The last 8500 Classic was state of the art from 1999-2004.


----------



## Zac (Mar 10, 2004)

Coco said:


> The newest one has the blue letters and the older one has red.


X50s come in red and blue. If you own an X50 it says X50 on the top and when it boots up it says X50 as well as in the manual too. If it is a few months old, it is probably an 8500 Classic. And Yes, I gave it the name 8500 Classic!


----------



## Zac (Mar 10, 2004)




----------



## TheNose247 (Jun 19, 2004)

do they have remote mounting locations...because i don't wanna have a theft and i'm outta 300+ bucks


----------



## danifilth (May 14, 2003)

by the look of it you could have it in the window and when you park just take the cups off the window and drop it under the seat or wherever.


----------



## Zac (Mar 10, 2004)

TheNose247 said:


> do they have remote mounting locations...because i don't wanna have a theft and i'm outta 300+ bucks


No. but it has a quick swicth that you can remove it without having to remove the suction cups. It takes 2 seconds to remove/restore it. 

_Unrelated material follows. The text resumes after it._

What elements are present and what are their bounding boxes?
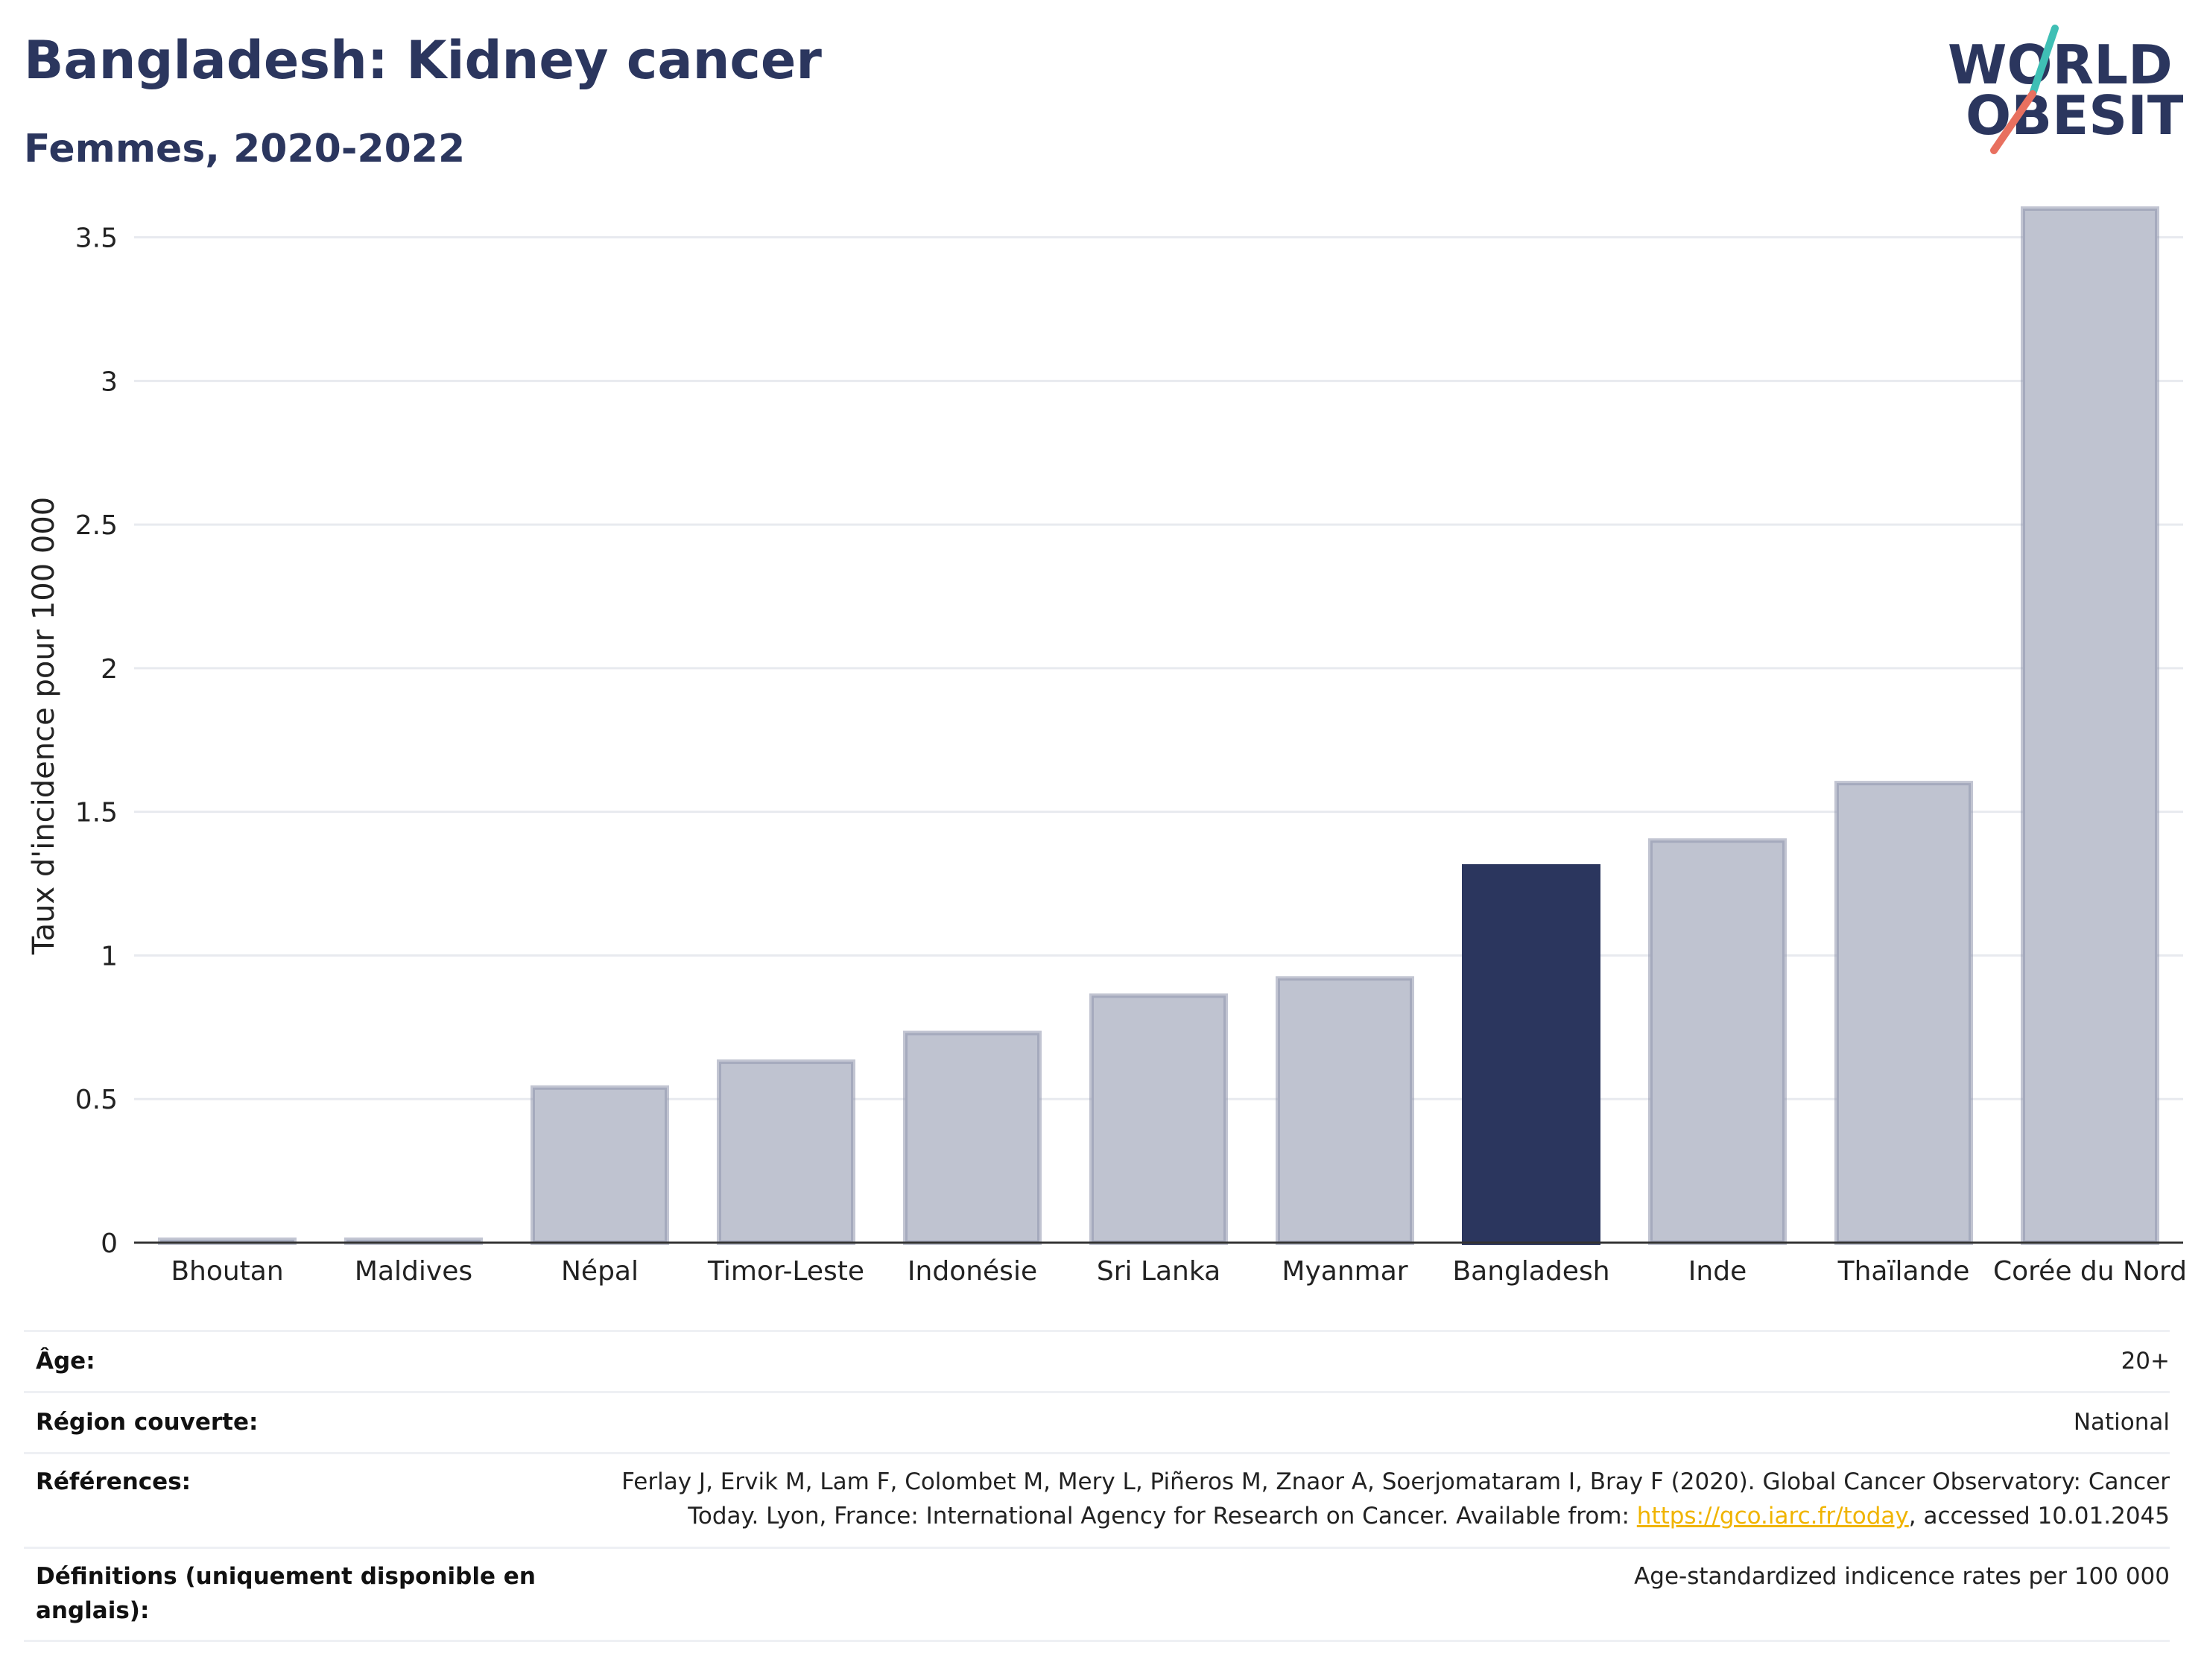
logo-slash-coral (1990, 90, 2036, 154)
bar-chart: 0 0.5 1 1.5 2 2.5 3 3.5 Bhoutan Maldives Népal Tim… (27, 206, 2187, 1287)
meta-value-age: 20+ (2121, 1348, 2170, 1375)
bar-tha-lande[interactable] (1834, 781, 1973, 1245)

Where I circled it in yellow is a black button. All you do is hold and pull it out, or hold and put the RD back on the clip mounted by suction cups. It makes it a lot easier than having to remount the suction cups everytime.


----------



## Zac (Mar 10, 2004)

HAHAHA. Instead of making another thread, I figured I would post this here. Instant On K band on Cromwell Bridge Road...the cop didnt have a chance. I was tracing him over 2 miles away. The bitch behind me in her oversized SUV was flashing her lights because I was doing 25 in a 30. When she saw the cop she looked baffled. In a related story, an acquaintence I know with a Whistler (1750 I believe) didn't fare so well against this same trap. If your gonna bother shelling out cash for an RD, you might as well buy one that is gonna save yo ass!


----------



## danifilth (May 14, 2003)

damn over 2 miles?I gotsta get me one of those.


----------



## Zac (Mar 10, 2004)

Well I could keep talking about the saves but I shall stop. I will add, if anyone is buying one, buy it from The Tweeter. My X50's internals became shot for some odd reason and Tweeter had me a new one in less than 24 hours via airmail. They were very fast and effecient in warranty replacement. Then I got my new one and got some more saves.


----------